I looked at him in surprise; people normally didn’t speak so freely. “You don’t support Astilan’s claim?” I said tentatively, but guessing what the answer would be. He worked for the Nemair, didn’t he? I remembered that woodsman in the inn saying the mountain people had supported the Sarists in the last rebellion.
“Not me,” Berdal was saying, heading with his saddle toward the stables. “I’m strictly Wierolf’s man, when the time comes.”
He’ll be glad to hear it,
I thought. Berdal reappeared, still talking as he worked. “My father died at Kalorjn,” he said. “A lot of boys up here are just waiting for a chance to fight that battle again.”
I turned to where the liveried Nemair guards were leading a knot of commonly dressed fellows into the older part of the castle, and recalled Lady Lyll asking
Did our friends come?
The Nemair had no army; who did they plan would wield the guns waiting in the wine cellar? “Uh, how many boys?” I asked, and Berdal grinned.

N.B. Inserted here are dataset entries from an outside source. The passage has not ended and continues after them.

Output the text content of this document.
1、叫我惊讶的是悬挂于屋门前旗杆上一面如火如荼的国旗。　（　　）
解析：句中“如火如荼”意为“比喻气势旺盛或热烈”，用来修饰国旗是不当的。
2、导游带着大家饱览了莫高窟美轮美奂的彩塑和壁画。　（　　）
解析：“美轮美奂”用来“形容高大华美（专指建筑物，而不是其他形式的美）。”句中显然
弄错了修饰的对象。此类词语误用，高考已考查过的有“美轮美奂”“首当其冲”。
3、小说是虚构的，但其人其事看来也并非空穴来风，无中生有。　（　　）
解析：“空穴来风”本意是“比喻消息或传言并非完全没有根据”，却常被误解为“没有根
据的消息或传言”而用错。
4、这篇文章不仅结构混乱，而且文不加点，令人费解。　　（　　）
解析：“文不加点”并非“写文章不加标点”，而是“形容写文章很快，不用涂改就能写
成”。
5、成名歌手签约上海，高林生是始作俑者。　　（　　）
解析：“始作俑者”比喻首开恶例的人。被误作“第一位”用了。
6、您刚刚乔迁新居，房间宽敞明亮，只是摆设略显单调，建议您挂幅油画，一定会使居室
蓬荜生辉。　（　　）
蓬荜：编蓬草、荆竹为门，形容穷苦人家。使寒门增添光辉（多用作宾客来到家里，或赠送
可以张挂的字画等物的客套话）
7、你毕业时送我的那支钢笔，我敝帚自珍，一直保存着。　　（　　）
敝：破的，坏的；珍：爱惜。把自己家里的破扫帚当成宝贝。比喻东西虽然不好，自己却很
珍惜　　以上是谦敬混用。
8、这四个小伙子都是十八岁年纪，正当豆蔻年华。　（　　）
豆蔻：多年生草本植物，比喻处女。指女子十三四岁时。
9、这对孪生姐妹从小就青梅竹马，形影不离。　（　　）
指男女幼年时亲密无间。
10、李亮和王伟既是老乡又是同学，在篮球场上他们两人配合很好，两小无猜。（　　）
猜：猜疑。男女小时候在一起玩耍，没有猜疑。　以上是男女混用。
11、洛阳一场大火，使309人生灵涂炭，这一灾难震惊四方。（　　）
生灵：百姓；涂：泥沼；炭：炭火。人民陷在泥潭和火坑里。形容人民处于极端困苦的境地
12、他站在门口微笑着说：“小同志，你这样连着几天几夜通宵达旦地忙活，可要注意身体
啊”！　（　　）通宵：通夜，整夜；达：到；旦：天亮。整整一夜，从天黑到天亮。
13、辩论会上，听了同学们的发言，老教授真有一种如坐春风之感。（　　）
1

“I guess it wouldn’t do any harm to say her ladyship had better instruct that housekeeper of hers to start cooking meals for about five dozen. We brought about twenty home with us, but more are on their way. And more will
be
on the way soon, now that the pass is open.”
“You weren’t just delivering the mail,” I said stupidly.
Berdal looked toward the castle. “It’s not much, unfortunately, but it’s a start. Men will come, now that word’s out that Bryn Shaer is recruiting.”
I hoped there would be time for Lady Lyll and Lord Antoch and their allies to gather all the troops they’d need. Bardolph had had eigh teen years to build up his army, while the Sarists had been barred from retaining more than a handful of guards. Oddly, a little thrill went through me, knowing every thing Lyll and the others were doing to prepare themselves.
Which would all be for nothing, if we couldn’t safeguard the prince.
Upstairs in the Lesser Court, Lady Lyll and Meri were reading a letter together, their matching heads bent over a sheet of green-dyed parchment, a cracked seal of gold wax making two half-moons on the paper. Antoch stood behind them, looking grim. Meri was pale, but Lyll’s face was set. She glanced up and waved me over.
“Milady?” I said. “What is it? Is it from the king?” Would the conspirators finally get their opportunity to present their demands to Bardolph’s representative?
Wordlessly, Lyll passed me the green letter, and I felt the chill in the room descend as I read it. This document didn’t offer anybody at Bryn Shaer a chance to do anything except turn on each other in a bloody scramble to dodge the scald and gallows.
The letter was from Bardolph — and, as anticipated, he was declining the Nemair’s invitation. And he
was
sending someone in his place. But this representative would not be interested in the complaints of a handful of disgruntled nobs.